The goal was to transform education, by enabling children in low-income countries to have access to content, media and computer-programming environments. When the program launched, the typical retail price for a laptop was considerably in excess of $1,000 (US), so achieving this objective required bringing a low-cost machine to production. This became the OLPC XO Laptop, a low-cost and low-power laptop computer designed by Yves Béhar. The project was originally funded by member organizations such as AMD, eBay, Google, Marvell Technology Group, News Corporation, Nortel. Chi Mei Corporation, Red Hat, and Quanta provided in-kind support.

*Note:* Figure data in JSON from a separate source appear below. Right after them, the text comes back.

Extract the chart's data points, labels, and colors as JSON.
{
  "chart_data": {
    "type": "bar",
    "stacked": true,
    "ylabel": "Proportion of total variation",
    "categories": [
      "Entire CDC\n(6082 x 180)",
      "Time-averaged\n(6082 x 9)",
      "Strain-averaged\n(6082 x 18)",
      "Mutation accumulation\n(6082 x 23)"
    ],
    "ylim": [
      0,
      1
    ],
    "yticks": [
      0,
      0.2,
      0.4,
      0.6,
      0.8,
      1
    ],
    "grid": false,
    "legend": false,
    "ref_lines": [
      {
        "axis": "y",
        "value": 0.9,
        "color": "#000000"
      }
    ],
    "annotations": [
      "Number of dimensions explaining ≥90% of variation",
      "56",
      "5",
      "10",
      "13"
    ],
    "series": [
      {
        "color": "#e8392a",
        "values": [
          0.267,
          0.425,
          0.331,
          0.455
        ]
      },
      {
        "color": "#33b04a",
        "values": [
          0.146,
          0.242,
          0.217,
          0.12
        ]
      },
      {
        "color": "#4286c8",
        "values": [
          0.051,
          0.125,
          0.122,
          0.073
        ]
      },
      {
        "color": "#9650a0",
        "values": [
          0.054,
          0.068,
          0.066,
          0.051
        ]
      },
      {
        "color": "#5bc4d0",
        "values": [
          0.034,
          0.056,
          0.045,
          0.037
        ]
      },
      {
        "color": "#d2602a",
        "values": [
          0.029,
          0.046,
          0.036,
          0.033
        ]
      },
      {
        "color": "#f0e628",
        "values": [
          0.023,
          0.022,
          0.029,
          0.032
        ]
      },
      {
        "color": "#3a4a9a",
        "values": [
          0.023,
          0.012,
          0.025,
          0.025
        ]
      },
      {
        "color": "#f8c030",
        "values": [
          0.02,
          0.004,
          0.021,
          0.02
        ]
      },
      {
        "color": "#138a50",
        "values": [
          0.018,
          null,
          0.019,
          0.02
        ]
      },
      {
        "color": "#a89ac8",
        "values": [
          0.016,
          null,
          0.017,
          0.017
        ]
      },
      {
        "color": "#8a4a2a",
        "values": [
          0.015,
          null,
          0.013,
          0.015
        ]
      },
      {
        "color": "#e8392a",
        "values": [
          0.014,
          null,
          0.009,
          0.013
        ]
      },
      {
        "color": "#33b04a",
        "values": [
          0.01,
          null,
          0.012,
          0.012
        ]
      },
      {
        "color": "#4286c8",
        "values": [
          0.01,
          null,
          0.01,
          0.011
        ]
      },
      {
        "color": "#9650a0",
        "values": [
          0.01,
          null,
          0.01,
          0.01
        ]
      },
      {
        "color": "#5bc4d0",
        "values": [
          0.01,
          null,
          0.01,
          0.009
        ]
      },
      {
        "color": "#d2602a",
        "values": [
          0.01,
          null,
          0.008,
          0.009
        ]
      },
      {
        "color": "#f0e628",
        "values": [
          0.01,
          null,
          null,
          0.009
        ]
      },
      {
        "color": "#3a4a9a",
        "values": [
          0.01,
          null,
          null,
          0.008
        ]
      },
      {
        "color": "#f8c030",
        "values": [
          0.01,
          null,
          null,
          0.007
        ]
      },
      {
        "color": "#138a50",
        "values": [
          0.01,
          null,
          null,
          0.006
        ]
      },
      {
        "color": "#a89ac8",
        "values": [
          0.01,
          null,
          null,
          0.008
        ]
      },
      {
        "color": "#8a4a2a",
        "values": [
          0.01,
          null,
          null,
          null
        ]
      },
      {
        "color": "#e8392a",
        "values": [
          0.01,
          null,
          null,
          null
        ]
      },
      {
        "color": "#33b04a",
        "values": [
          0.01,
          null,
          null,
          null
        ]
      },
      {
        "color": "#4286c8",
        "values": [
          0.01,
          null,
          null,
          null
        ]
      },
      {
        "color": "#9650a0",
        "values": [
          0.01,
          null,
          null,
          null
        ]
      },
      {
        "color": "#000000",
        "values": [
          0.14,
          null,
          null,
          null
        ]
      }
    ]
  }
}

The OLPC project was the subject of much discussion. It was praised for pioneering low-cost, low-power laptops and inspiring later variants such as Eee PCs and Chromebooks; for assuring consensus at ministerial level in many countries that computer literacy is a mainstream part of education; for creating interfaces that worked without literacy in any language, and particularly without literacy in English. It was criticized from many sides regarding its US-centric focus ignoring bigger problems, high total costs, low focus on maintainability and training and its limited success. In 2014, after disappointing sales, the Foundation shut down.
The OLPC project is critically reviewed in a 2019 MIT Press book titled The Charisma Machine: The Life, Death, and Legacy of One Laptop per Child.